In cities across the country, large lending institutions have been accused of failing to maintain their growing inventory of bank-owned foreclosed properties, abandoning or “dumping” them for nominal fees, and leaving communities to clean up the mess. Now, in a landmark decision, Cleveland Judge Raymond Pianka is holding one of those institutions accountable.
After a housing advocacy group, Neighborhood Progress, Inc., documented that dozens of properties owned by Wells Fargo were vandalized, overgrown with weeds and foliage, littered with garbage, or structurally deficient, Pianka issued a series of orders – first temporarily forbidding the bank from continuing to sell discounted homes that violated city code, then turning the temporary order into an injunction, which also required Wells Fargo to fix up or demolish all 180 of its Cleveland properties.
When Wells Fargo appealed the ruling, Pianka agreed to put his ban on property sales by the lender on hold until the Court of Appeals could review the case. In the interim, he’s ordered Wells Fargo to post a $1 million bond if it wants to continue to sell discounted and distressed properties in the city (enough to cover the costs of demolition if the bank doesn’t take responsibility for the condition of its holdings).
The backdrop to this case is a disturbing trend. Data recently compiled by Case Western Reserve University researcher Mike Schramm shows that while the inventory of vacant homes remains high in Cleveland, the number owned by banks is dwindling. Why? Increasingly, lenders are not fully foreclosing on properties, avoiding taking title to vacant homes and sidestepping their responsibility to maintain them, or unloading properties to unscrupulous investors at any price. In fact, between the time that Neighborhood Progress, Inc.’s suit was filed against Wells Fargo in December and the end of April, the lender dumped 108 properties; 75 percent of the sales were for $10,000 or less.
Cleveland has been called the nation’s foreclosure epicenter, the city has lost more than half of its population since 1950 and at one point its Slavic Village neighborhood was at the top of RealtyTrac’s foreclosure filings list. For a city already struggling to combat the community impacts of the foreclosure crisis, banks’ bad behavior is exacerbating the effects of vacancy and abandonment on residents: decreased property values, increased crime rates, and growing frustration among those fighting piecemeal to hold lenders accountable for blight.
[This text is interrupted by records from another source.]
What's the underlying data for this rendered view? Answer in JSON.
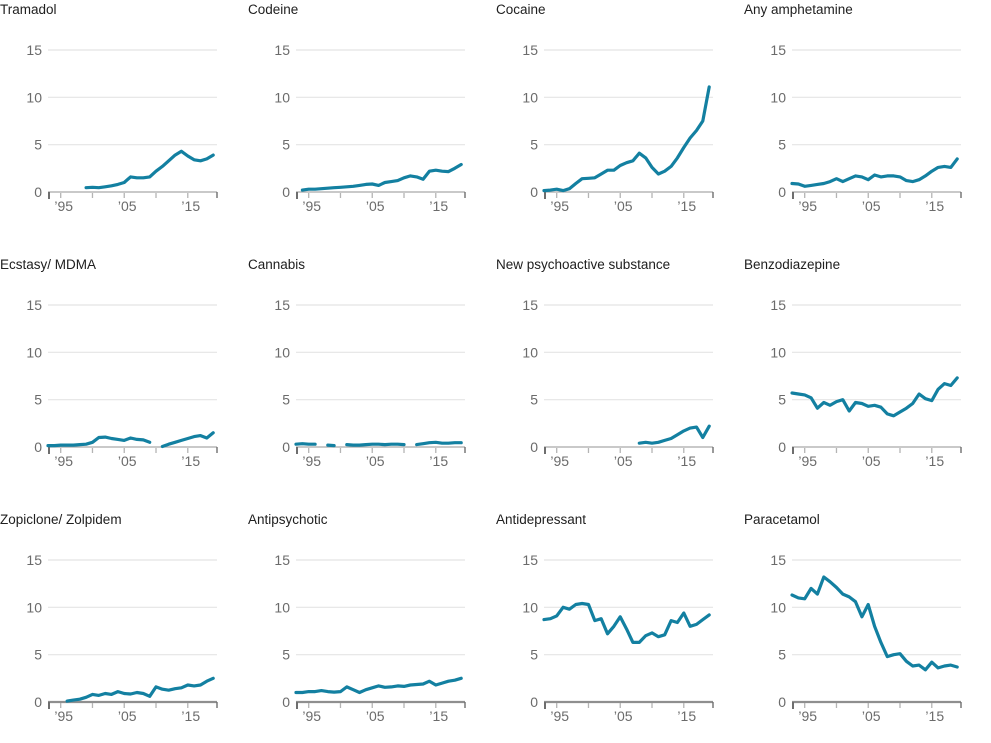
{
  "style": {
    "line_color": "#1380A1",
    "grid_color": "#e4e4e4",
    "axis_color": "#a9a9a9",
    "axis_color_bottom_row": "#8f8f8f",
    "tick_color": "#b4b4b4",
    "end_tick_color": "#6e6e6e",
    "label_color": "#6b6b6b",
    "title_color": "#202020",
    "background": "#ffffff"
  },
  "axes": {
    "x_domain": [
      1993,
      2019.6
    ],
    "x_tick_years": [
      1995,
      2000,
      2005,
      2010,
      2015
    ],
    "x_tick_labels": [
      {
        "year": 1995,
        "text": "’95"
      },
      {
        "year": 2005,
        "text": "’05"
      },
      {
        "year": 2015,
        "text": "’15"
      }
    ],
    "y_ticks": [
      0,
      5,
      10,
      15
    ],
    "ylim": [
      0,
      15
    ],
    "grid": true,
    "legend": "none"
  },
  "chart_data": [
    {
      "type": "line",
      "title": "Tramadol",
      "x_start": 1999,
      "x_step": 1,
      "ylim": [
        0,
        15
      ],
      "y_gridlines": [
        5,
        10,
        15
      ],
      "x_tick_labels": [
        "’95",
        "’05",
        "’15"
      ],
      "values": [
        0.45,
        0.5,
        0.45,
        0.55,
        0.65,
        0.8,
        1.0,
        1.6,
        1.5,
        1.5,
        1.6,
        2.2,
        2.7,
        3.3,
        3.9,
        4.3,
        3.8,
        3.4,
        3.3,
        3.5,
        3.9
      ]
    },
    {
      "type": "line",
      "title": "Codeine",
      "x_start": 1994,
      "x_step": 1,
      "ylim": [
        0,
        15
      ],
      "y_gridlines": [
        5,
        10,
        15
      ],
      "x_tick_labels": [
        "’95",
        "’05",
        "’15"
      ],
      "values": [
        0.2,
        0.3,
        0.3,
        0.35,
        0.4,
        0.45,
        0.5,
        0.55,
        0.6,
        0.7,
        0.8,
        0.85,
        0.7,
        1.0,
        1.1,
        1.2,
        1.5,
        1.7,
        1.6,
        1.35,
        2.2,
        2.3,
        2.2,
        2.15,
        2.5,
        2.9
      ]
    },
    {
      "type": "line",
      "title": "Cocaine",
      "x_start": 1993,
      "x_step": 1,
      "ylim": [
        0,
        15
      ],
      "y_gridlines": [
        5,
        10,
        15
      ],
      "x_tick_labels": [
        "’95",
        "’05",
        "’15"
      ],
      "values": [
        0.15,
        0.2,
        0.3,
        0.15,
        0.35,
        0.9,
        1.4,
        1.45,
        1.5,
        1.9,
        2.3,
        2.3,
        2.8,
        3.1,
        3.3,
        4.1,
        3.6,
        2.6,
        1.9,
        2.2,
        2.7,
        3.6,
        4.7,
        5.7,
        6.5,
        7.5,
        11.1
      ]
    },
    {
      "type": "line",
      "title": "Any amphetamine",
      "x_start": 1993,
      "x_step": 1,
      "ylim": [
        0,
        15
      ],
      "y_gridlines": [
        5,
        10,
        15
      ],
      "x_tick_labels": [
        "’95",
        "’05",
        "’15"
      ],
      "values": [
        0.9,
        0.85,
        0.6,
        0.7,
        0.8,
        0.9,
        1.1,
        1.4,
        1.1,
        1.4,
        1.7,
        1.6,
        1.3,
        1.8,
        1.6,
        1.7,
        1.7,
        1.6,
        1.2,
        1.1,
        1.3,
        1.7,
        2.2,
        2.6,
        2.7,
        2.6,
        3.5
      ]
    },
    {
      "type": "line",
      "title": "Ecstasy/ MDMA",
      "x_start": 1993,
      "x_step": 1,
      "ylim": [
        0,
        15
      ],
      "y_gridlines": [
        5,
        10,
        15
      ],
      "x_tick_labels": [
        "’95",
        "’05",
        "’15"
      ],
      "values": [
        0.15,
        0.15,
        0.2,
        0.2,
        0.2,
        0.25,
        0.3,
        0.5,
        1.0,
        1.05,
        0.9,
        0.8,
        0.7,
        0.95,
        0.8,
        0.75,
        0.5,
        null,
        0.05,
        0.3,
        0.5,
        0.7,
        0.9,
        1.1,
        1.2,
        0.95,
        1.5
      ]
    },
    {
      "type": "line",
      "title": "Cannabis",
      "x_start": 1993,
      "x_step": 1,
      "ylim": [
        0,
        15
      ],
      "y_gridlines": [
        5,
        10,
        15
      ],
      "x_tick_labels": [
        "’95",
        "’05",
        "’15"
      ],
      "values": [
        0.3,
        0.35,
        0.3,
        0.3,
        null,
        0.2,
        0.15,
        null,
        0.25,
        0.2,
        0.2,
        0.25,
        0.3,
        0.3,
        0.25,
        0.3,
        0.3,
        0.25,
        null,
        0.25,
        0.35,
        0.45,
        0.5,
        0.4,
        0.4,
        0.45,
        0.45
      ]
    },
    {
      "type": "line",
      "title": "New psychoactive substance",
      "x_start": 2008,
      "x_step": 1,
      "ylim": [
        0,
        15
      ],
      "y_gridlines": [
        5,
        10,
        15
      ],
      "x_tick_labels": [
        "’95",
        "’05",
        "’15"
      ],
      "values": [
        0.4,
        0.5,
        0.4,
        0.5,
        0.7,
        0.9,
        1.3,
        1.7,
        2.0,
        2.1,
        1.0,
        2.2
      ]
    },
    {
      "type": "line",
      "title": "Benzodiazepine",
      "x_start": 1993,
      "x_step": 1,
      "ylim": [
        0,
        15
      ],
      "y_gridlines": [
        5,
        10,
        15
      ],
      "x_tick_labels": [
        "’95",
        "’05",
        "’15"
      ],
      "values": [
        5.7,
        5.6,
        5.5,
        5.2,
        4.1,
        4.7,
        4.4,
        4.8,
        5.0,
        3.8,
        4.7,
        4.6,
        4.3,
        4.4,
        4.2,
        3.5,
        3.3,
        3.7,
        4.1,
        4.6,
        5.6,
        5.1,
        4.9,
        6.1,
        6.7,
        6.5,
        7.3
      ]
    },
    {
      "type": "line",
      "title": "Zopiclone/ Zolpidem",
      "x_start": 1996,
      "x_step": 1,
      "ylim": [
        0,
        15
      ],
      "y_gridlines": [
        5,
        10,
        15
      ],
      "x_tick_labels": [
        "’95",
        "’05",
        "’15"
      ],
      "values": [
        0.1,
        0.2,
        0.3,
        0.5,
        0.8,
        0.7,
        0.9,
        0.8,
        1.1,
        0.9,
        0.85,
        1.0,
        0.9,
        0.6,
        1.6,
        1.35,
        1.25,
        1.4,
        1.5,
        1.8,
        1.7,
        1.8,
        2.2,
        2.5
      ]
    },
    {
      "type": "line",
      "title": "Antipsychotic",
      "x_start": 1993,
      "x_step": 1,
      "ylim": [
        0,
        15
      ],
      "y_gridlines": [
        5,
        10,
        15
      ],
      "x_tick_labels": [
        "’95",
        "’05",
        "’15"
      ],
      "values": [
        1.0,
        1.0,
        1.1,
        1.1,
        1.2,
        1.1,
        1.05,
        1.1,
        1.6,
        1.3,
        1.0,
        1.3,
        1.5,
        1.7,
        1.55,
        1.6,
        1.7,
        1.65,
        1.8,
        1.85,
        1.9,
        2.2,
        1.8,
        2.0,
        2.2,
        2.3,
        2.5
      ]
    },
    {
      "type": "line",
      "title": "Antidepressant",
      "x_start": 1993,
      "x_step": 1,
      "ylim": [
        0,
        15
      ],
      "y_gridlines": [
        5,
        10,
        15
      ],
      "x_tick_labels": [
        "’95",
        "’05",
        "’15"
      ],
      "values": [
        8.7,
        8.8,
        9.1,
        10.0,
        9.8,
        10.3,
        10.4,
        10.3,
        8.6,
        8.8,
        7.2,
        8.0,
        9.0,
        7.7,
        6.3,
        6.3,
        7.0,
        7.3,
        6.9,
        7.1,
        8.6,
        8.4,
        9.4,
        8.0,
        8.2,
        8.7,
        9.2
      ]
    },
    {
      "type": "line",
      "title": "Paracetamol",
      "x_start": 1993,
      "x_step": 1,
      "ylim": [
        0,
        15
      ],
      "y_gridlines": [
        5,
        10,
        15
      ],
      "x_tick_labels": [
        "’95",
        "’05",
        "’15"
      ],
      "values": [
        11.3,
        11.0,
        10.9,
        12.0,
        11.4,
        13.2,
        12.7,
        12.1,
        11.4,
        11.1,
        10.6,
        9.0,
        10.3,
        8.0,
        6.3,
        4.8,
        5.0,
        5.1,
        4.3,
        3.8,
        3.9,
        3.4,
        4.2,
        3.6,
        3.8,
        3.9,
        3.7
      ]
    }
  ]
}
If Judge Pianka’s injunction is upheld, it will be the first legal decision that will hold a lending institution accountable for its entire inventory of vacant properties, a victory that housing advocates believe will set an important national precedent.
But the fight isn’t over. Dubbed a “David and Goliath” battle by Neighborhood Progress, Inc.’s Frank Ford, the effort to take Wells Fargo to task is expected to be a prolonged and difficult one, and while the Court of Appeals reviews the case, a process that could take six months or more, Wells Fargo will be allowed to continue selling properties under Judge Pianka’s more lenient interim ruling.